We know. You hate us, and it's too late to apologize. It's too late. But we have a day job, bitches! It keeps us from you, and if we could just get rid of it so we could j'adore you all night long on a sheared mink rug by a crackling fire, we would! We swear we would, but we can't.
Anyj'adore, one of the reasons we've been gone is Donna Karan. We organized her surprise 60th birthday party a couple of weeks back at The Box, and it was WAY too much fun! Everyone came from Billy Joel to Lorraine Bracco to Iman to yogi Rodney Yee and power gays including Calvin Klein, Sandy Gallin and Ross Bleckner.
We had planned for a crazy lineup of entertainment, one part including a big fake cake from which Ashton Kutcher was to jump out of.

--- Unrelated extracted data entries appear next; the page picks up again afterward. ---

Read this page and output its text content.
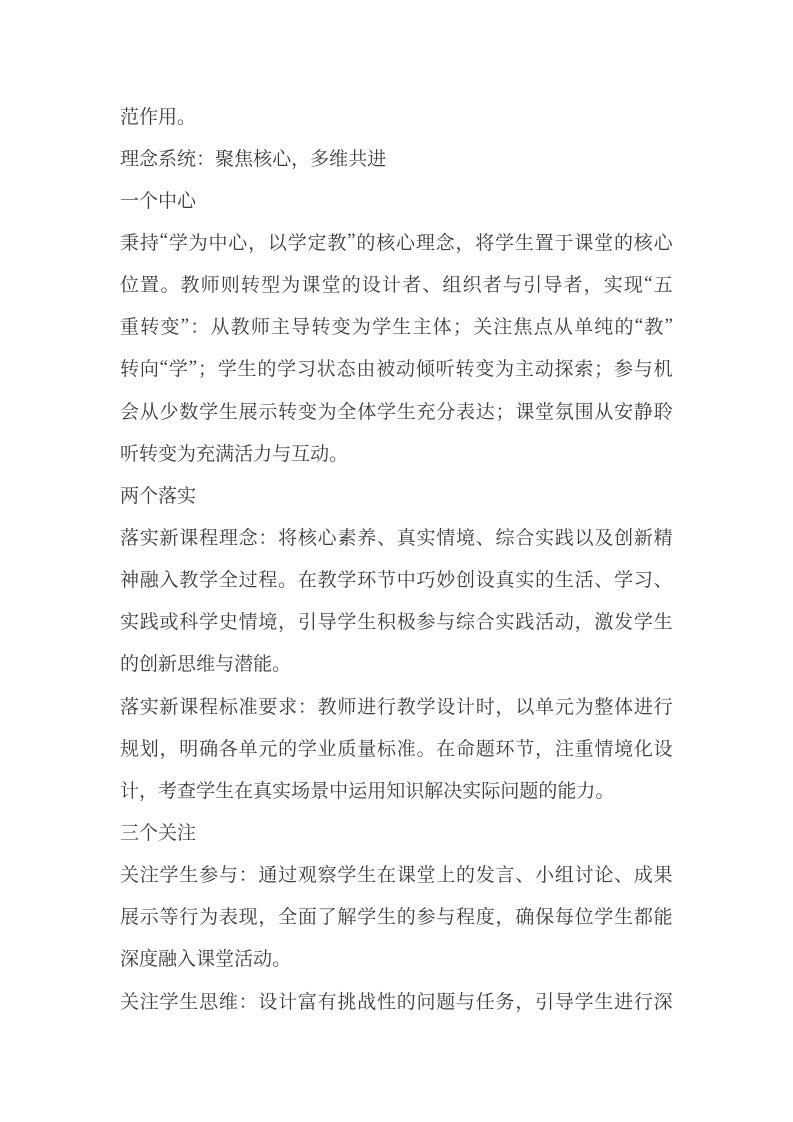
范 作 用 。
理 念 系 统 ： 聚 焦 核 心 ， 多 维 共 进
一 个 中 心
秉 持 “ 学 为 中 心 ， 以 学 定 教 ” 的 核 心 理 念 ， 将 学 生 置 于 课 堂 的 核 心
位 置 。 教 师 则 转 型 为 课 堂 的 设 计 者 、 组 织 者 与 引 导 者 ， 实 现 “ 五
重 转 变 ” ： 从 教 师 主 导 转 变 为 学 生 主 体 ； 关 注 焦 点 从 单 纯 的 “ 教 ”
转 向 “ 学 ” ； 学 生 的 学 习 状 态 由 被 动 倾 听 转 变 为 主 动 探 索 ； 参 与 机
会 从 少 数 学 生 展 示 转 变 为 全 体 学 生 充 分 表 达 ； 课 堂 氛 围 从 安 静 聆
听 转 变 为 充 满 活 力 与 互 动 。
两 个 落 实
落 实 新 课 程 理 念 ： 将 核 心 素 养 、 真 实 情 境 、 综 合 实 践 以 及 创 新 精
神 融 入 教 学 全 过 程 。 在 教 学 环 节 中 巧 妙 创 设 真 实 的 生 活 、 学 习 、
实 践 或 科 学 史 情 境 ， 引 导 学 生 积 极 参 与 综 合 实 践 活 动 ， 激 发 学 生
的 创 新 思 维 与 潜 能 。
落 实 新 课 程 标 准 要 求 ： 教 师 进 行 教 学 设 计 时 ， 以 单 元 为 整 体 进 行
规 划 ， 明 确 各 单 元 的 学 业 质 量 标 准 。 在 命 题 环 节 ， 注 重 情 境 化 设
计 ， 考 查 学 生 在 真 实 场 景 中 运 用 知 识 解 决 实 际 问 题 的 能 力 。
三 个 关 注
关 注 学 生 参 与 ： 通 过 观 察 学 生 在 课 堂 上 的 发 言 、 小 组 讨 论 、 成 果
展 示 等 行 为 表 现 ， 全 面 了 解 学 生 的 参 与 程 度 ， 确 保 每 位 学 生 都 能
深 度 融 入 课 堂 活 动 。
关 注 学 生 思 维 ： 设 计 富 有 挑 战 性 的 问 题 与 任 务 ， 引 导 学 生 进 行 深
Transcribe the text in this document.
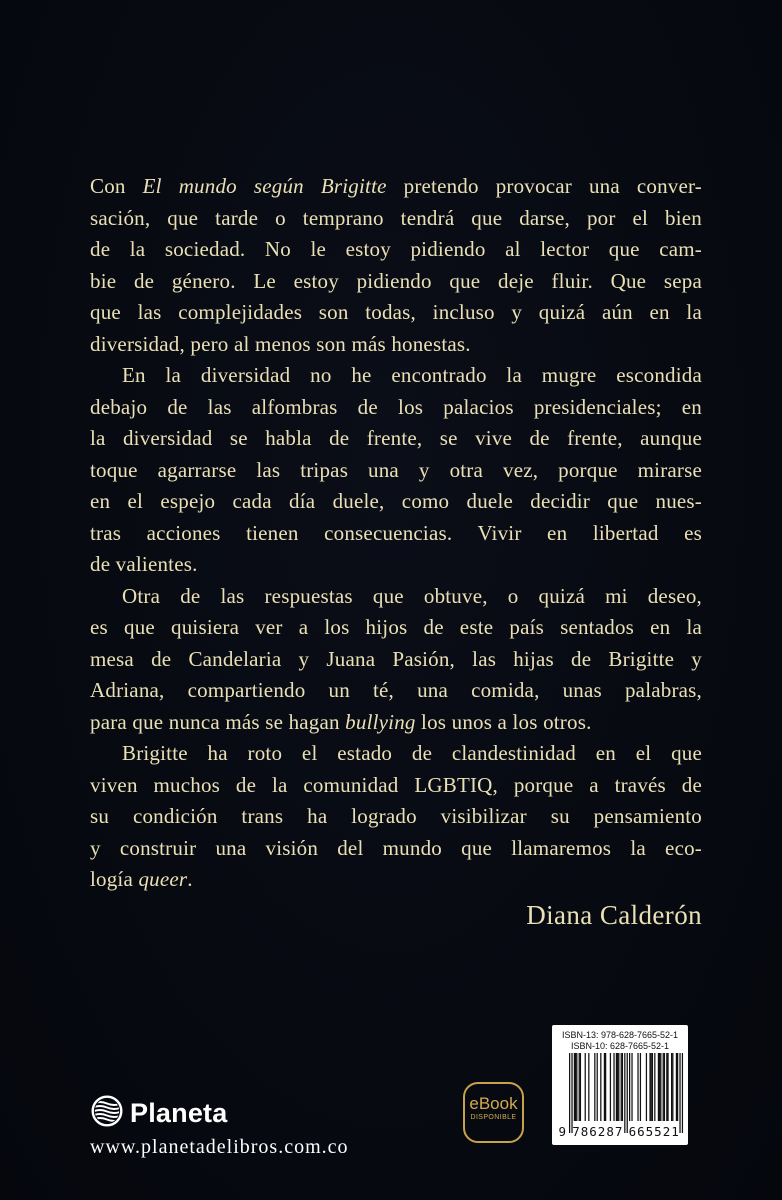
Con El mundo según Brigitte pretendo provocar una conver-
sación, que tarde o temprano tendrá que darse, por el bien
de la sociedad. No le estoy pidiendo al lector que cam-
bie de género. Le estoy pidiendo que deje fluir. Que sepa
que las complejidades son todas, incluso y quizá aún en la
diversidad, pero al menos son más honestas.
En la diversidad no he encontrado la mugre escondida
debajo de las alfombras de los palacios presidenciales; en
la diversidad se habla de frente, se vive de frente, aunque
toque agarrarse las tripas una y otra vez, porque mirarse
en el espejo cada día duele, como duele decidir que nues-
tras acciones tienen consecuencias. Vivir en libertad es
de valientes.
Otra de las respuestas que obtuve, o quizá mi deseo,
es que quisiera ver a los hijos de este país sentados en la
mesa de Candelaria y Juana Pasión, las hijas de Brigitte y
Adriana, compartiendo un té, una comida, unas palabras,
para que nunca más se hagan bullying los unos a los otros.
Brigitte ha roto el estado de clandestinidad en el que
viven muchos de la comunidad LGBTIQ, porque a través de
su condición trans ha logrado visibilizar su pensamiento
y construir una visión del mundo que llamaremos la eco-
logía queer.
Diana Calderón
Planeta
www.planetadelibros.com.co
eBook
DISPONIBLE
ISBN-13: 978-628-7665-52-1
ISBN-10: 628-7665-52-1
9 786287 665521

Well, when Ashton told us he wouldn't be able to make it, we were a bit saddened, but when we got to The Box the night of the party, we were incredibly relieved because the cake had a typo! Whoever made the cake spelled it Donna KAREN! WTF? Who does that? The mistake was too j'adorable so we took a photo right before we had it dumped in the trash. J'Adore!
We're hoping to stay with you for a while, but we have two ultra fabulous parties we're doing in Houston, Texas for a powerhouse Italian fashion brand, the name of which we are contractually bound not to give out. We'll fill you in after the fact. Maybe we'll even give you a little update from on site down south, but we can't promise anything cuz we'll probably be too busy killing and grilling our own dinner. You know how they do in Texas!